Zaman kavramı benden öylesine uzaktı ki ne haldeydim, saat kaçtı hiçbir fikrim yoktu.
Burnuma gelen güzel kokular ile açlığım kendini belli ettiğinde göz kapaklarım yavaşça birkaç kez açıldı ve kapandı.
Uyuya kalmıştım.
Yatmadan önceki pozisyonunda değildim, tamamen uzanmış üzerimde de pikeler vardı.
İçerisi ilk geldiğimiz zamana göre sıcacıktı, kemiklerim dahi ısınmıştı.
Ne olduğunu ve nerede olduğumu algılamaya çalışırken dik dik yabancı adama baktığımın farkında değildim. O da tekli koltuğa oturmuş, sağ ayağının bileğini sol dizine koymuş yayılarak oturuyordu.
Sobayı yakmıştı. Sobanın yuvarlak gözlerini çıkarmış ateş gözler önündeydi. Demire takılmış büyük et tepeden aşağı sallanıyordu.
Onu nerede bulmuştu?
“O ne?”
Önce sessiz kaldı ama ısrarla soracağımı düşünmüş olmalı ki cevapladı. “Dağ keçisi.” Bu esnada elinde çevirip durduğu çalıya ilişti gözlerim. Nasıl yakaladığını bilmiyorum ama neyle kestiği belliydi. Siyah peçesi hala yüzündeydi. Sanki güzel yüzüne gölge düşürüyordu ancak esrarengiz bir hava da veriyordu.
Onu incelemekten kendimi alıkoyamıyordum.
Enteresan bir ürkütücülüğü aynı zamanda çekiciliği vardı.
Et yarım saat kadar daha pişti. Bu esnada o gözlerini kapatıp kafasını arkaya yaslamış öylece bekliyordu. Yarım saat sonra aniden ayağa kalkmasıyla korkup irkildim. Oysa ki uyuyor gibi görünüyordu.
Ne dengesiz adamdı böyle.
Eti son kez daha çevirdi ve kenarda çoktan hazırlamış olduğu sehpanın üzerine yerleştirdiği tahtaya bıraktı. İlgiyle onu izliyordum. Sehpayı kendi önüne çekip yemeye başladığında, sertçe yutkundum. Bana vermeyecek miydi? O kadar şeyi kendi mi yiyecekti?
“Bana yok mu?” dedim üzüntüyle. Gözlerini etten kaldırdı ve bana dikti.
“Yemek isteyen dışarıda avlanabilir.”
Kaşlarımı çattım. “Senin yüzünden bu lanet yerde tıkılı kaldım.”
“Arabama binmeseydin.”
“Sende durabilirdin.”
“Binmeseydin durmak gibi bir problemim olmayacaktı.”

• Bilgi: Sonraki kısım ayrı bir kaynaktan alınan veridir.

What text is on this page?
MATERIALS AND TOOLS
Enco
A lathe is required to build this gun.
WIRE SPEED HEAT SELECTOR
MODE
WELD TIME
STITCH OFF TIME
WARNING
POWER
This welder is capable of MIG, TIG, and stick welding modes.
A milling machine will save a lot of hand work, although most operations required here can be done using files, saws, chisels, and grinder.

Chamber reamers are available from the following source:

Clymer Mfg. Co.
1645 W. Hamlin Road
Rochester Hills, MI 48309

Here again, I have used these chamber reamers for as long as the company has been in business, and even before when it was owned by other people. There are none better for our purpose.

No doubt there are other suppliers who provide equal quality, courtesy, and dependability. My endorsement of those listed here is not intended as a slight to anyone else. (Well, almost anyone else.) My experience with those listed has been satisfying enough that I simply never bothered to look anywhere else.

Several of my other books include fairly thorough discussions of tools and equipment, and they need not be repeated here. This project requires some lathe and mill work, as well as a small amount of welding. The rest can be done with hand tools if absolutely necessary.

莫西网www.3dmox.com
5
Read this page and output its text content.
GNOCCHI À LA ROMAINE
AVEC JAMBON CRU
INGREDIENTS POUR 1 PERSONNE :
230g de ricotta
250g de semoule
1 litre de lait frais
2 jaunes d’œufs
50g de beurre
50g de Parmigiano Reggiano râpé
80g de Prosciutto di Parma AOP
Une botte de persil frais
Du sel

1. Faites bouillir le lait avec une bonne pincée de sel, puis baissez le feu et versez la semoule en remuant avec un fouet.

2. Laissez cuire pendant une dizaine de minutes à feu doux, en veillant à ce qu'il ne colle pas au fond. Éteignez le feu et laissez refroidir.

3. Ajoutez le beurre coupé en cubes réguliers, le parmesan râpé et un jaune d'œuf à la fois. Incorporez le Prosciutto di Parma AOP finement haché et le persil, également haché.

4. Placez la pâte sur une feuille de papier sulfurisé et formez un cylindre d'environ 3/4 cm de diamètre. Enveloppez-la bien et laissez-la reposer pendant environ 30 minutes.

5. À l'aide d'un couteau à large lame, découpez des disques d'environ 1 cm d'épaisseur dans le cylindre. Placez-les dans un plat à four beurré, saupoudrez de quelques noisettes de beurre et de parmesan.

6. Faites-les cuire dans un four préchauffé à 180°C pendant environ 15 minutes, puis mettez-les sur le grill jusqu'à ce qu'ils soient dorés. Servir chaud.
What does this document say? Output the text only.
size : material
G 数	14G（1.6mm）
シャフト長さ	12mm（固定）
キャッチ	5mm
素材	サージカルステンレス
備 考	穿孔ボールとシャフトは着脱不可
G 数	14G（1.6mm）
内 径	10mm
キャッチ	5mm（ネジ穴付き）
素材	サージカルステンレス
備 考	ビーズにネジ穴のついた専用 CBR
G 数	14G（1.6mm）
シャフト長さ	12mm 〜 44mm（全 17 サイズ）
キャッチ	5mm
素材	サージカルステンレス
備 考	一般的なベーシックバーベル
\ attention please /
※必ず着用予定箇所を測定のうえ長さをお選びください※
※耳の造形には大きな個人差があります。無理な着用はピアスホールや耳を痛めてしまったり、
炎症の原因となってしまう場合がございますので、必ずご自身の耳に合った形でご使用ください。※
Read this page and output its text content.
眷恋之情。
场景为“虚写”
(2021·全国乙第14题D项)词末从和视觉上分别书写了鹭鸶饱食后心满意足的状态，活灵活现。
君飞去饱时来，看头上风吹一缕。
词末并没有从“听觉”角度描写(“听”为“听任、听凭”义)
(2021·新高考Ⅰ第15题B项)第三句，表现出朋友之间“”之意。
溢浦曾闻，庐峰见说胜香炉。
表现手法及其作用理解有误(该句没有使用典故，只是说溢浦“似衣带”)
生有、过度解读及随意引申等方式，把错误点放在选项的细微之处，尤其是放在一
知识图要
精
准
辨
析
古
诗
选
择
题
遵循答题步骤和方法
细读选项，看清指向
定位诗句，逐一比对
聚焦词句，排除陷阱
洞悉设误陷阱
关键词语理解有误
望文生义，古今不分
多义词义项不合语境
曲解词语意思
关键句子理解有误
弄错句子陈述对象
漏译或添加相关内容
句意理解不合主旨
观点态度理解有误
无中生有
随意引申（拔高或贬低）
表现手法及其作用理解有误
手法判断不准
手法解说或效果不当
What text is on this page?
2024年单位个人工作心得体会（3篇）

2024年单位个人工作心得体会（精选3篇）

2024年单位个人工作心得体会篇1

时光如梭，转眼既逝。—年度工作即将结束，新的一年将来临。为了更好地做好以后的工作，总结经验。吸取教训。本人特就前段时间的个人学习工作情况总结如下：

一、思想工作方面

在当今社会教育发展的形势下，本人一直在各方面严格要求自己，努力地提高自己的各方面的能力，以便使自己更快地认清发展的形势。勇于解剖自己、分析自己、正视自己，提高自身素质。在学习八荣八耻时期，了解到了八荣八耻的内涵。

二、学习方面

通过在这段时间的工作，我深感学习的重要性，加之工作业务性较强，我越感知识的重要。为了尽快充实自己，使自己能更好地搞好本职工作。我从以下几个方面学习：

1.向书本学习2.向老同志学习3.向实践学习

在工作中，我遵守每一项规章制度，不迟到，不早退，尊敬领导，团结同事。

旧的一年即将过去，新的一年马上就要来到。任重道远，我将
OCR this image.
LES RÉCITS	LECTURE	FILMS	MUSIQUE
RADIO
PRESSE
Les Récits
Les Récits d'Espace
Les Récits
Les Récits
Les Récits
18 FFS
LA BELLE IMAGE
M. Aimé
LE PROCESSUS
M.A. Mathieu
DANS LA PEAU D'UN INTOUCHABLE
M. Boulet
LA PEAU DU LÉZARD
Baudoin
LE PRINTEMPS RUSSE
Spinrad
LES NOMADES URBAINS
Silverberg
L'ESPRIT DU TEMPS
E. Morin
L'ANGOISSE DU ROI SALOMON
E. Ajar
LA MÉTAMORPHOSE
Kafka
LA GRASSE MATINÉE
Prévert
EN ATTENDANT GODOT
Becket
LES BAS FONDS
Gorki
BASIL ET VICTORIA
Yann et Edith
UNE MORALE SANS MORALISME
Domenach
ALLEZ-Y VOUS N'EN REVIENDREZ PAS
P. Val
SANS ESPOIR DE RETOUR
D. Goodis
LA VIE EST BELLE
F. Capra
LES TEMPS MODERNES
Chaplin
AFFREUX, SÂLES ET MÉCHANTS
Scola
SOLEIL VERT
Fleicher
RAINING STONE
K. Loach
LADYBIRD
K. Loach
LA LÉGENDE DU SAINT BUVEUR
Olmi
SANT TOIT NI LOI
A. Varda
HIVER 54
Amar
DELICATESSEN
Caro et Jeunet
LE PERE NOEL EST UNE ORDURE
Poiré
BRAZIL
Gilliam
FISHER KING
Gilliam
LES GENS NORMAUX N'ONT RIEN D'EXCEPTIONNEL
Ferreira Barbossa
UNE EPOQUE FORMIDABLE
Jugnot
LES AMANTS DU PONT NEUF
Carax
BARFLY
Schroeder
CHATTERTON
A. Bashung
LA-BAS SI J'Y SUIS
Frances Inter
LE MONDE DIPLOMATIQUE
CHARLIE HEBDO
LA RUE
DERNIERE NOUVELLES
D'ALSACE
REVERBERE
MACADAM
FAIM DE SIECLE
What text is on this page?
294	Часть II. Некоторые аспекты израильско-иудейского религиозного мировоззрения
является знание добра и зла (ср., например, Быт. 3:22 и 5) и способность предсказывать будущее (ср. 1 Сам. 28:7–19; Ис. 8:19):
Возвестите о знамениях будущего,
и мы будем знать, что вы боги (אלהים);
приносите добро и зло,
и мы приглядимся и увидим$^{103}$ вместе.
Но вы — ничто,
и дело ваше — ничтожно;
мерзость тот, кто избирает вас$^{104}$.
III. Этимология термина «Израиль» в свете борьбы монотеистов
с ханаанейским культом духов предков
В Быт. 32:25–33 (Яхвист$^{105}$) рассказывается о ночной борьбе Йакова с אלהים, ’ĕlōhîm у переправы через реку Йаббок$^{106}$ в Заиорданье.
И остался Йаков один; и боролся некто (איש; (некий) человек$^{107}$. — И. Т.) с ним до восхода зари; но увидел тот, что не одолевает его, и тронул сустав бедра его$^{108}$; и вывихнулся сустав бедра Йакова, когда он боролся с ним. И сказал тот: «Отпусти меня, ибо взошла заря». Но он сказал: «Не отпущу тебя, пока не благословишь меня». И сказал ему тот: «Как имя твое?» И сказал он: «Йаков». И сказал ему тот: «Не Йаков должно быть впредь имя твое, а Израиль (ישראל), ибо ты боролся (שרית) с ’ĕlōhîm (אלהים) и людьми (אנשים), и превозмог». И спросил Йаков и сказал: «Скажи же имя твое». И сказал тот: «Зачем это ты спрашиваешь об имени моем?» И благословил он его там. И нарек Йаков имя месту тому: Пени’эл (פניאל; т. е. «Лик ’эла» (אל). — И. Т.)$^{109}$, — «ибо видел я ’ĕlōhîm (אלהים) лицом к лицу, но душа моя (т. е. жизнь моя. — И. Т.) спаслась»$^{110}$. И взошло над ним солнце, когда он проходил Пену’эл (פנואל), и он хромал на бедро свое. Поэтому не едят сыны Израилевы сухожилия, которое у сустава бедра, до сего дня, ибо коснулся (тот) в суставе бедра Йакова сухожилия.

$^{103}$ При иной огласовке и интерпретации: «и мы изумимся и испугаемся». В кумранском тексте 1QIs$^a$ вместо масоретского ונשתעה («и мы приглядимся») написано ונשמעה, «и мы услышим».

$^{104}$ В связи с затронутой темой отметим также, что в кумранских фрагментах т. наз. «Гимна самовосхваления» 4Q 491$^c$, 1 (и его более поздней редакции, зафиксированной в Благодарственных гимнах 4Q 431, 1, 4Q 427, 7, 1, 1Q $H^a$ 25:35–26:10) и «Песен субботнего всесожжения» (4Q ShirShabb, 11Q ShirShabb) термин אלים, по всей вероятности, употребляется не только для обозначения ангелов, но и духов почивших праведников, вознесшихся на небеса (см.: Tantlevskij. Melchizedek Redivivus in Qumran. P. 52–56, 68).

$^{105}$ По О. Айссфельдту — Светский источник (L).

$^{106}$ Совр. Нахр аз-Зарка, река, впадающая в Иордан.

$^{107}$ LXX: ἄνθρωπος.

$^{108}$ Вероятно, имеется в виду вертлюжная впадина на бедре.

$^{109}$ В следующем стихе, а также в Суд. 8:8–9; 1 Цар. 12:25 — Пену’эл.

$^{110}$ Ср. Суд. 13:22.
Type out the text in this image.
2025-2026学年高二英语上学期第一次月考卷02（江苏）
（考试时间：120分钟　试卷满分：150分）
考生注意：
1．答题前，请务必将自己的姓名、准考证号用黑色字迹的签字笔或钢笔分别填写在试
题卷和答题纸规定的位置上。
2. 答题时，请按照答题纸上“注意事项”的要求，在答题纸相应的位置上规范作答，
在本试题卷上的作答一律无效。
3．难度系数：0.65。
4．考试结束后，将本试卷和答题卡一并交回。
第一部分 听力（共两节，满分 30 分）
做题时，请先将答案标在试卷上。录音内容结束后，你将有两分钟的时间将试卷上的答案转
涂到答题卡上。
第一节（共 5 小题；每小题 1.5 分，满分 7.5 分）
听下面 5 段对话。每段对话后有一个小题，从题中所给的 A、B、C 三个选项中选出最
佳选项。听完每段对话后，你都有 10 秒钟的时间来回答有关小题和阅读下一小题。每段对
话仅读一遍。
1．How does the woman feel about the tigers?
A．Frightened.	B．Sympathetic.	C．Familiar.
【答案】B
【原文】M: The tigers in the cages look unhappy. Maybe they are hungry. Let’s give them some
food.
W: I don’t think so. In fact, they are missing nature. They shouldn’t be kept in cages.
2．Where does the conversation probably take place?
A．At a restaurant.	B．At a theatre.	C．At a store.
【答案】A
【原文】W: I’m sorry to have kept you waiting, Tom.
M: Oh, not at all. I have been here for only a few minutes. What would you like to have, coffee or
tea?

Hızlı hızlı soluk alıp vermeye başladım.
“Dağ ayısı. Yaşantını bulmuşsun.” Dediğimde bakışlar daha da sertleşti.
“Burada seni öldürsem kimin ruhu duyar? Çeneni kapa. Dilini keserim.” Tehditti ile ne diyeceğimi bilerek ağzım kocaman açıldı.
Ardından kapattım ve ona arkamı dönüp cenin pozisyonu alarak yattım. Dağ ayısının biriyle resmen ormanın ücra köşelerinde kalakaldım. Hem de acımasızın tekiyle.
Açlıktan karnım guruldamaya başladığında ellerimi karnıma doladım. Rezilliği daniskası.
“Gel.” Dediğinde öylece bekledim. Saf ama gururlu kızı oynamakta kararlıydım.
“Seni gecenin bir yarısı kurtlara yem etmemi istemiyorsan kal ve şunu ye.” Diye adeta tısladığında korkarak yerimde doğruldum ve bana kesmiş olduğu butu alarak yemeye başladım.
Mükemmeldi.
Bu kadar lezzetli olabileceğini hiç düşünmemiştim.
İştahla öyle bir yiyordum ki yabancının gözlerinden kısa bir anlık şaşkınlık kırıntıları geçer gibi oldu ama eski, soğuk haline geri büründü. Kendi payını yedikten sonra ayağa kalkıp camın önünde dikilmeye başladı.
“Adın ne?” Sadece ufak bir meraktı.
“Sana ne?” Arkasından ters ters bakıp ağzımı güzelce sildim ve doymuşluğun ve sobanın sıcak etkisi ile mayıştım fakat uyumamaya çalışıyordum.
Ya bana bir şey yaparsa? Gerçi istese şimdiye kadar yapardı.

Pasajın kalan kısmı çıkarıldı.